Expenditure on Education of a country during a five year period (2002-2006), in crores of rupees, is given below:
| Elementary education | 240 |
| Secondary Education | 120 |
| University Education | 190 |
| Teacher’s Training | 20 |
| Social Education | 10 |
| Other Educational Programmes | 115 |
| Cultural programmes | 25 |
| Technical Education | 125 |
Represent the information above by a bar graph.
The lengths of 62 leaves of a plant are measured in millimetres and the data is represented in the following table:
| Length (in mm) | Number of leaves |
| 118 – 126 | 8 |
| 127 – 135 | 10 |
| 136 – 144 | 12 |
| 145 – 153 | 17 |
| 154 – 162 | 7 |
| 163 – 171 | 5 |
| 172 – 180 | 3 |
Draw a histogram to represent the data above.
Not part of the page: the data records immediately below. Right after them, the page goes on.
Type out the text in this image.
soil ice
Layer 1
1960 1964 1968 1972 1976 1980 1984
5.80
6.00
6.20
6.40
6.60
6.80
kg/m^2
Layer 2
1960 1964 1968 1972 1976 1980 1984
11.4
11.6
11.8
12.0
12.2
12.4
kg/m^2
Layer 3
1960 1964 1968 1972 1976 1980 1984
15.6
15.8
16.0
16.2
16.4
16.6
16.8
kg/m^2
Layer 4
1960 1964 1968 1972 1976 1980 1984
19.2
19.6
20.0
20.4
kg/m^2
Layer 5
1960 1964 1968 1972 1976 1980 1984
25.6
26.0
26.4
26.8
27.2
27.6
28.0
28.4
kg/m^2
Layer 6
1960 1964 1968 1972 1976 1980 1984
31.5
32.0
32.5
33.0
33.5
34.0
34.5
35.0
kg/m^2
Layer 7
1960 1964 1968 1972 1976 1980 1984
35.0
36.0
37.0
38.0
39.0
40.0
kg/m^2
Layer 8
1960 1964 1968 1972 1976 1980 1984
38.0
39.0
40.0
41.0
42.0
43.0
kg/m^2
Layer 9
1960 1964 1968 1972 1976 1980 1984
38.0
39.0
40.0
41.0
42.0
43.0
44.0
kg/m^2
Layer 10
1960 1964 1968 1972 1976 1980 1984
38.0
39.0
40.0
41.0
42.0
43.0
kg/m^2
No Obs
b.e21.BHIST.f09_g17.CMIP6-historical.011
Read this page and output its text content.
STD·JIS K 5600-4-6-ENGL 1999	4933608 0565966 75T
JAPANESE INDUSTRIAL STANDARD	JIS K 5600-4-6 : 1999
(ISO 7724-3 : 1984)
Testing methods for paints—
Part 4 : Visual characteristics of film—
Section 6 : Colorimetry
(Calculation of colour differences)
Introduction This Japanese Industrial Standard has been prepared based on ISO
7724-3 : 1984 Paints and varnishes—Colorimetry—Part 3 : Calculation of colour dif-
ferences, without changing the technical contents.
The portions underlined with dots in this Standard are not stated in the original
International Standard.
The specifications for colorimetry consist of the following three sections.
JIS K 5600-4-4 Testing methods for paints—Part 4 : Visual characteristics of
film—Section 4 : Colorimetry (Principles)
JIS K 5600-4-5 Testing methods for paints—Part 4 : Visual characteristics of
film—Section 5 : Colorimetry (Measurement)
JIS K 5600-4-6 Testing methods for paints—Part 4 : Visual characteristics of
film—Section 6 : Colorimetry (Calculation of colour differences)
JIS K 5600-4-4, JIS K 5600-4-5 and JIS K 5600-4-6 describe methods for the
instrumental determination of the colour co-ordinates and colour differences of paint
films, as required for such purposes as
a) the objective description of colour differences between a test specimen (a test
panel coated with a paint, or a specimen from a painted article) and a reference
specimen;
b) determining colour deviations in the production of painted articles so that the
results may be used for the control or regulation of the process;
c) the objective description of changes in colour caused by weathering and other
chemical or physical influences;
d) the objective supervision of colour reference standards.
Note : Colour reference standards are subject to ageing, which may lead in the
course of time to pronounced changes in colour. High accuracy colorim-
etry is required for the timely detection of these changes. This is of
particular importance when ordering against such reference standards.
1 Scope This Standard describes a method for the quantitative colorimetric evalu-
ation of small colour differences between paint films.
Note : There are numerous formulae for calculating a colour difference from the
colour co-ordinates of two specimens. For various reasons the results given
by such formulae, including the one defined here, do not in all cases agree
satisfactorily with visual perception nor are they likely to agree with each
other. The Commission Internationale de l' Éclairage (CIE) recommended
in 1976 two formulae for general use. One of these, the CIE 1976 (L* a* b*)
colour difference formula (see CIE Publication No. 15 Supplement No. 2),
Following table shows a frequency distribution for the speed of cars passing through at a particular spot on a high way:
| Class interval (km/h) | Frequency |
| 30 – 40 | 3 |
| 40 – 50 | 6 |
| 50 – 60 | 25 |
| 60 – 70 | 65 |
| 70 – 80 | 50 |
| 80 – 90 | 28 |
| 90 – 100 | 14 |
Draw the frequency polygon representing the above data without drawing the histogram.